United Bank for Africa reported a 47% decline in net profit for 2025, falling from 766 billion naira ($557 million) to 405 billion naira, according to its annual results published in February 2026.
The Nigerian parent, hit by exchange rate normalization and a sharp rise in loan loss provisions, posted a pre-tax result close to zero. That reading is accurate, but incomplete. While attention centered on Lagos, the consolidated performance of subsidiaries tells a very different story.
In 2025, UBA’s subsidiaries in the CFA zone (WAEMU and CEMAC combined) generated 323 billion naira in net profit, representing 80% of the group’s total earnings. This marks a structural shift: the franc zone has become the main driver of profitability for a group still anchored in Nigeria.
Seven years of steady gains, eightfold growth
The scale of this transformation becomes clear over time. In 2020, before the naira’s devaluation, the CFA zone accounted for 35% of group profit. In 2021, subsidiaries generated 47 billion naira, or 40% of total earnings. In 2022, profit rose to 52 billion naira, though its share slipped to 31% as Nigeria’s performance strengthened.
Then came 2023. The decision to float the naira triggered a rapid depreciation, from 460 to more than 750 per dollar. The accounting impact was immediate: foreign exchange gains pushed group profit from 170 billion to 608 billion naira. Despite growing 132% in absolute terms, the CFA zone’s share dropped to 20%, giving the impression that its role had weakened.
That perception began to shift in 2024. CFA subsidiaries generated 284 billion naira, or 37% of total profit, as underlying trends re-emerged.
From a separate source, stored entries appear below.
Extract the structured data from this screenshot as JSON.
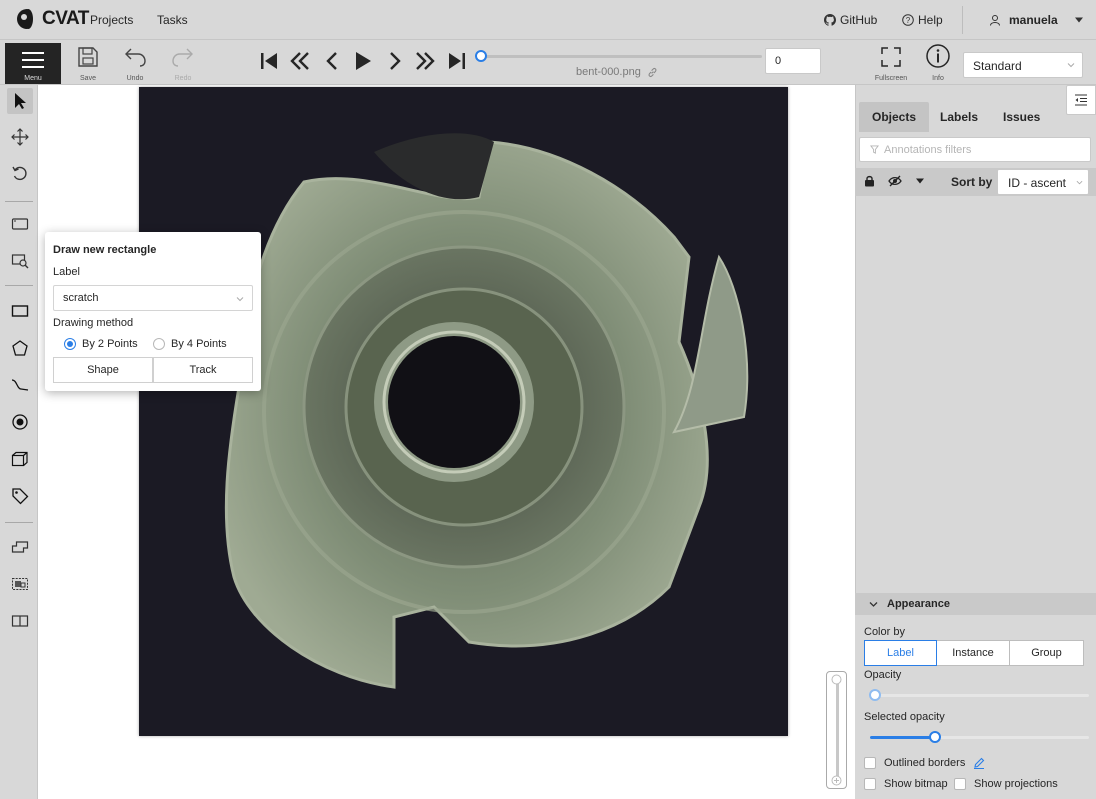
{
  "app": {
    "logo_text": "CVAT",
    "nav": {
      "projects": "Projects",
      "tasks": "Tasks"
    },
    "github": "GitHub",
    "help": "Help",
    "user": "manuela"
  },
  "toolbar": {
    "menu": "Menu",
    "save": "Save",
    "undo": "Undo",
    "redo": "Redo",
    "frame_name": "bent-000.png",
    "frame_number": "0",
    "fullscreen": "Fullscreen",
    "info": "Info",
    "workspace": "Standard"
  },
  "draw_popover": {
    "title": "Draw new rectangle",
    "label_heading": "Label",
    "label_value": "scratch",
    "method_heading": "Drawing method",
    "method_2": "By 2 Points",
    "method_4": "By 4 Points",
    "method_selected": "By 2 Points",
    "shape_button": "Shape",
    "track_button": "Track"
  },
  "right_panel": {
    "tabs": [
      {
        "label": "Objects",
        "active": true
      },
      {
        "label": "Labels",
        "active": false
      },
      {
        "label": "Issues",
        "active": false
      }
    ],
    "filter_placeholder": "Annotations filters",
    "sort_label": "Sort by",
    "sort_value": "ID - ascent",
    "appearance": {
      "title": "Appearance",
      "color_by_label": "Color by",
      "color_by_options": [
        "Label",
        "Instance",
        "Group"
      ],
      "color_by_selected": "Label",
      "opacity_label": "Opacity",
      "opacity_value": 0,
      "selected_opacity_label": "Selected opacity",
      "selected_opacity_value": 30,
      "outlined_borders": "Outlined borders",
      "show_bitmap": "Show bitmap",
      "show_projections": "Show projections"
    }
  },
  "colors": {
    "accent": "#2a7ee6",
    "toolbar_bg": "#d8d8d8",
    "image_bg": "#1b1a24"
  }
}
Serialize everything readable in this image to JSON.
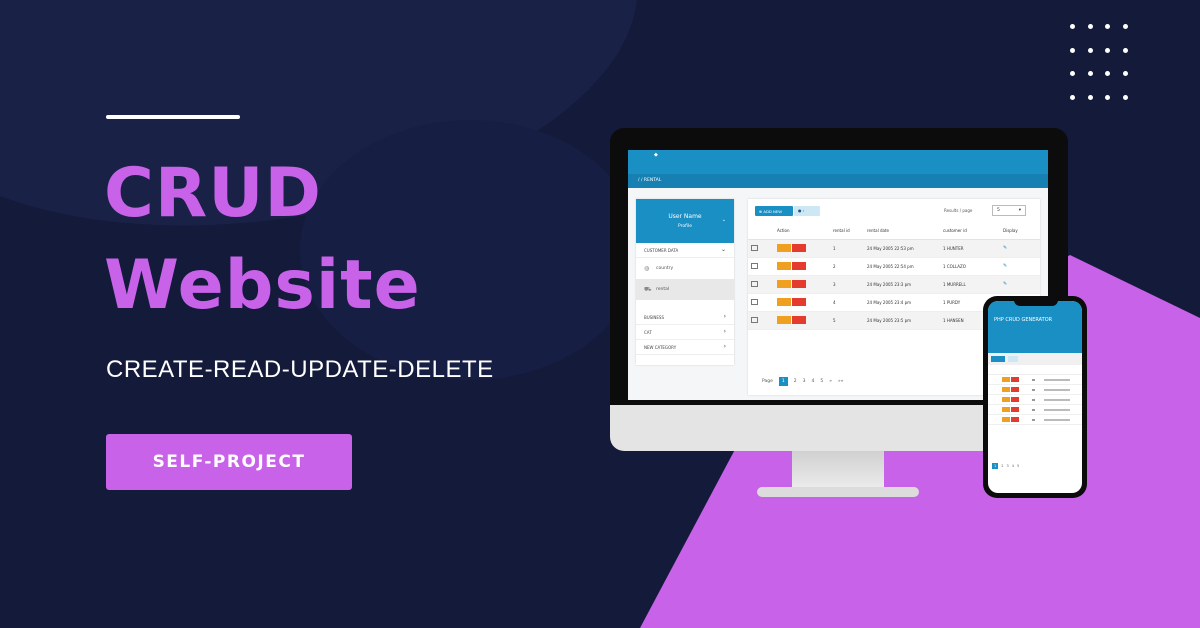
{
  "hero": {
    "title_line1": "CRUD",
    "title_line2": "Website",
    "subtitle": "CREATE-READ-UPDATE-DELETE",
    "cta_label": "SELF-PROJECT"
  },
  "colors": {
    "background": "#131a3a",
    "accent": "#c762e9",
    "app_blue": "#1a8fc4"
  },
  "desktop_app": {
    "breadcrumb": "/   /   RENTAL",
    "sidebar": {
      "user_name": "User Name",
      "profile": "Profile",
      "section_customer": "CUSTOMER DATA",
      "items": [
        {
          "label": "country",
          "icon": "globe-icon"
        },
        {
          "label": "rental",
          "icon": "cart-icon"
        }
      ],
      "sections": [
        "BUSINESS",
        "CAT",
        "NEW CATEGORY"
      ]
    },
    "toolbar": {
      "add_label": "ADD NEW",
      "results_label": "Results / page",
      "results_value": "5"
    },
    "table": {
      "headers": [
        "",
        "Action",
        "rental id",
        "rental date",
        "customer id",
        "Display"
      ],
      "rows": [
        {
          "id": "1",
          "date": "24 May 2005 22:53 pm",
          "customer": "1 HUNTER"
        },
        {
          "id": "2",
          "date": "24 May 2005 22:54 pm",
          "customer": "1 COLLAZO"
        },
        {
          "id": "3",
          "date": "24 May 2005 23:3 pm",
          "customer": "1 MURRELL"
        },
        {
          "id": "4",
          "date": "24 May 2005 23:4 pm",
          "customer": "1 PURDY"
        },
        {
          "id": "5",
          "date": "24 May 2005 23:5 pm",
          "customer": "1 HANSEN"
        }
      ]
    },
    "pager": {
      "label": "Page",
      "pages": [
        "1",
        "2",
        "3",
        "4",
        "5"
      ],
      "next": "»",
      "last": "»»",
      "results": "Results 1"
    }
  },
  "mobile_app": {
    "title": "PHP CRUD GENERATOR"
  }
}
By 2025, with currency effects fading, the picture is clear: the franc zone no longer complements the Nigerian business—it underpins it.
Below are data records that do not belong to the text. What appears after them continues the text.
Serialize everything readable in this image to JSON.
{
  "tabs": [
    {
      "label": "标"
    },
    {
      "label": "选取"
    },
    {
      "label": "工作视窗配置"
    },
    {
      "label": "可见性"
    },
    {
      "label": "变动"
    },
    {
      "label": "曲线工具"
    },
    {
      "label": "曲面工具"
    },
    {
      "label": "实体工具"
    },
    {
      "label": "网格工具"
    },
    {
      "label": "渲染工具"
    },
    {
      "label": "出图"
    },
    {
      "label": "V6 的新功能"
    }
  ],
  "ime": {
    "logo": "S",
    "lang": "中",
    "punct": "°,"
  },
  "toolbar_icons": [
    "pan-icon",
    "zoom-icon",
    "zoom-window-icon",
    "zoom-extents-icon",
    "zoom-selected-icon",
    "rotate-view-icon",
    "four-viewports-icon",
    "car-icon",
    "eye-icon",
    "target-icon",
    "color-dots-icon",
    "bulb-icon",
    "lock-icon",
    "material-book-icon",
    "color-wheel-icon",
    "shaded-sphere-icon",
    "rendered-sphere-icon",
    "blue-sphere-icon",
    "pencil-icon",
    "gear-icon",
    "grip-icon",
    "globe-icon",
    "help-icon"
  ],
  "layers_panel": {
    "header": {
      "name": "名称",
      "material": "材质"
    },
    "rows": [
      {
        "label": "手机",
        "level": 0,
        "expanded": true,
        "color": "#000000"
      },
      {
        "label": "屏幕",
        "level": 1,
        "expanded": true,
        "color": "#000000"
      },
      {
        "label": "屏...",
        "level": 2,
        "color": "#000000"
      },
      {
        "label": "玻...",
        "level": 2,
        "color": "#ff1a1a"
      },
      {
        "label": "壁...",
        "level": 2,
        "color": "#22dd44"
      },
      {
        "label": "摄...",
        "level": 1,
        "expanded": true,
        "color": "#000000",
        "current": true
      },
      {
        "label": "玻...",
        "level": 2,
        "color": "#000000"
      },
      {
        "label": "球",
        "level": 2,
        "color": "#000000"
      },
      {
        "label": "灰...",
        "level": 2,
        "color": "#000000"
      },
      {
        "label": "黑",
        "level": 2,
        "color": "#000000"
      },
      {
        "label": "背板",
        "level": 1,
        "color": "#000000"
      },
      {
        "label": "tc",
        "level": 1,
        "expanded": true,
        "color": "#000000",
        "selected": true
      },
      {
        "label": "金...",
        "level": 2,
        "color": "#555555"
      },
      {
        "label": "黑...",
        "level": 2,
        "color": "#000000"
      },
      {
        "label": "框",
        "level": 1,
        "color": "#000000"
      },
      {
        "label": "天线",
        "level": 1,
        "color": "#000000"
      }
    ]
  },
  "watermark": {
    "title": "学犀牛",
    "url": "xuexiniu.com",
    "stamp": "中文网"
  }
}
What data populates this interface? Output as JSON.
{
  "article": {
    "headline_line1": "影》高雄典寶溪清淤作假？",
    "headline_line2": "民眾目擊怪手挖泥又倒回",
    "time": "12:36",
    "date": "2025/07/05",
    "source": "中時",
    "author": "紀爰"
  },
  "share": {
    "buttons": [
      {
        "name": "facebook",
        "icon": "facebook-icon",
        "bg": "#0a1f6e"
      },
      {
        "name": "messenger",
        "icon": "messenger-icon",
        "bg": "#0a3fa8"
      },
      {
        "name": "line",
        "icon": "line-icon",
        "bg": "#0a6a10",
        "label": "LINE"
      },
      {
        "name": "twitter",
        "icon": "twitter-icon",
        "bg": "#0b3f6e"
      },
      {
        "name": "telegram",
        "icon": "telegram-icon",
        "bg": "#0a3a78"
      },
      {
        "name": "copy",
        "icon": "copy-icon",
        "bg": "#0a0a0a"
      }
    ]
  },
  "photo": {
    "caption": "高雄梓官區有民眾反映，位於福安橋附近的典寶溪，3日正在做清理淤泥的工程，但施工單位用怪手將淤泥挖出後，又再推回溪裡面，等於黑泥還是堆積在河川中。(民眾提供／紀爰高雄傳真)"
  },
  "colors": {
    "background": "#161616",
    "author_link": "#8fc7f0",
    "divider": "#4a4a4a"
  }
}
Since 2020, CFA zone profit has risen from 38 billion to 323 billion naira, an increase of more than eightfold, with uninterrupted growth across the period.
Abidjan drives regional performance
Within the CFA zone, performance is uneven. WAEMU dominates, with 217 billion naira in net profit in 2025, up from 150 billion in 2024. At the center of this growth is Côte d’Ivoire.
UBA Côte d’Ivoire generated 125 billion naira in net profit in 2025, compared with 56 billion a year earlier. The subsidiary alone accounts for 39% of CFA zone profit and exceeds the combined earnings of all CEMAC units. The growth reflects strong interest income, tighter control of provisions, and robust corporate activity in a market that continues to position itself as a regional hub.
Other WAEMU subsidiaries also contributed, though at smaller scale. UBA Burkina Faso posted a 22% increase despite a difficult security and political environment, with deposits rising 15%. UBA Benin grew 26%. UBA Senegal saw profit decline by 54% amid sovereign debt pressures, while UBA Mali posted a marginal result of 1.3 billion naira.
CEMAC shows more fragile trends
The CEMAC region presents a more mixed picture. After reaching 134 billion naira in 2024, net profit declined to 106 billion in 2025, a 21% drop.
UBA Cameroon, the largest unit in the region, saw profit fall from 64 billion to 41 billion naira. The decline was driven by a sharp rise in provisions, which reached 17.7 billion naira, compared with 1.7 billion a year earlier. This reflects a deterioration in credit quality in a market that remains central to the region.
In contrast, UBA Congo-Brazzaville recorded the strongest growth in CEMAC, with profit up 45%. UBA Gabon remained broadly stable despite the political transition following the August 2023 coup.
A strategic success with growing concentration risk
The rise of the CFA zone marks a clear strategic success for UBA. Two decades after entering francophone markets, the group has built a profit base that rivals long-established players such as Ecobank.
But this success also brings new risks. With 80% of group profit coming from the CFA zone, and WAEMU accounting for 67% of that, Côte d’Ivoire alone now represents close to one-third of total earnings. Any major disruption in that market—whether economic, regulatory, or linked to credit quality—would directly affect the group’s overall performance.
UBA’s trajectory reflects a broader shift: a Nigerian banking group that has managed to build strong, profitable operations in francophone Africa, where many of its peers have struggled.